Research News

Clouds' greenhouse effect instrumental in origin of tropical storms

Understanding storm development as numbers push names into the Greek alphabet

The tropical storm season in the Atlantic Ocean is already well into the Greek alphabet for naming.

Better tropical storm track forecasting has allowed timely preparations and evacuations. However, predicting the formation and intensification of storms remain challenging, according to an international team of researchers studying the origins of tropical cyclones.

"Critical questions around the formation and intensification of hurricanes make forecasting them extremely difficult," said James H. Ruppert Jr., an atmospheric scientist at Penn State. "We don't yet have sufficient understanding of the processes that drive storm formation."

Tropical depressions are weak precursors to intense hurricanes, usually identifiable as disorganized clusters of clouds in weak low-pressure areas, according to Ruppert.

"The tropical depression stage is usually the first time forecasters are able to identify and start tracking a storm," he said. Environmental conditions provide a narrow window in which depressions can become intense tropical cyclones.

"Understanding the transition from this depression stage to an intensifying hurricane is what we are after," said Ruppert.

To investigate tropical cyclone formation, the researchers looked at storms forming in the Atlantic and in the western Pacific oceans. They considered two storms: Super Typhoon Haiyan, which occurred in 2013; and Hurricane Maria, which occurred in 2017.

The U.S. National Science Foundation-funded researchers found that infrared radiative feedback from clouds creates a localized greenhouse effect that traps heat in the area of the tropical depression.

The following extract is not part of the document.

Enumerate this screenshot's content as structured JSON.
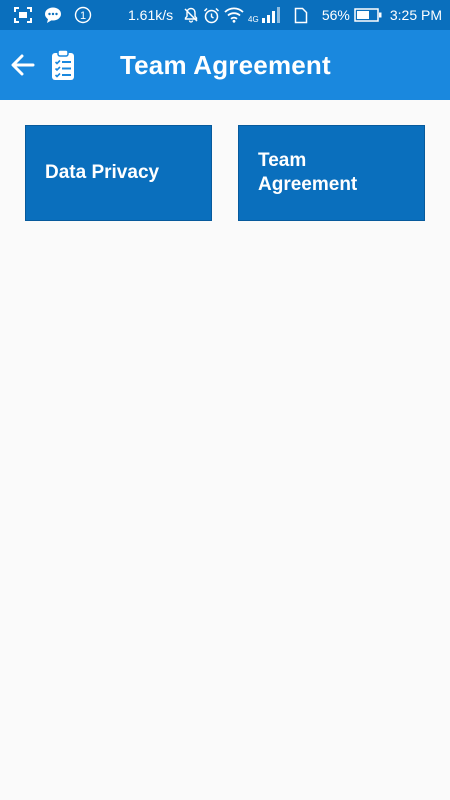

Deep clouds that are heavily laden with water droplets and ice crystals trap outgoing infrared radiation and warm the atmosphere.

This local warming causes lifting motion in the storm, which helps fully saturate the atmosphere and increase inward flowing winds near the ocean's surface. As long as the storm is more than a few degrees above or below the equator, these inward flowing winds form a circulation near the surface.

The circulation then intensifies with the help of surface evaporation and eventually forms a central eye, taking on the classic appearance of an intense tropical cyclone.

The results are published in Proceedings of the National Academy of Sciences.

"A hurricane is a highly organized and relentlessly efficient machine for sucking energy out of the ocean, and it's hard to see how nature can build such a thing from an ordinary-looking clump of clouds," says Eric DeWeaver, a program director in NSF's Division of Atmospheric and Geospace Sciences. "It's good to see that we're making progress in understanding how that happens."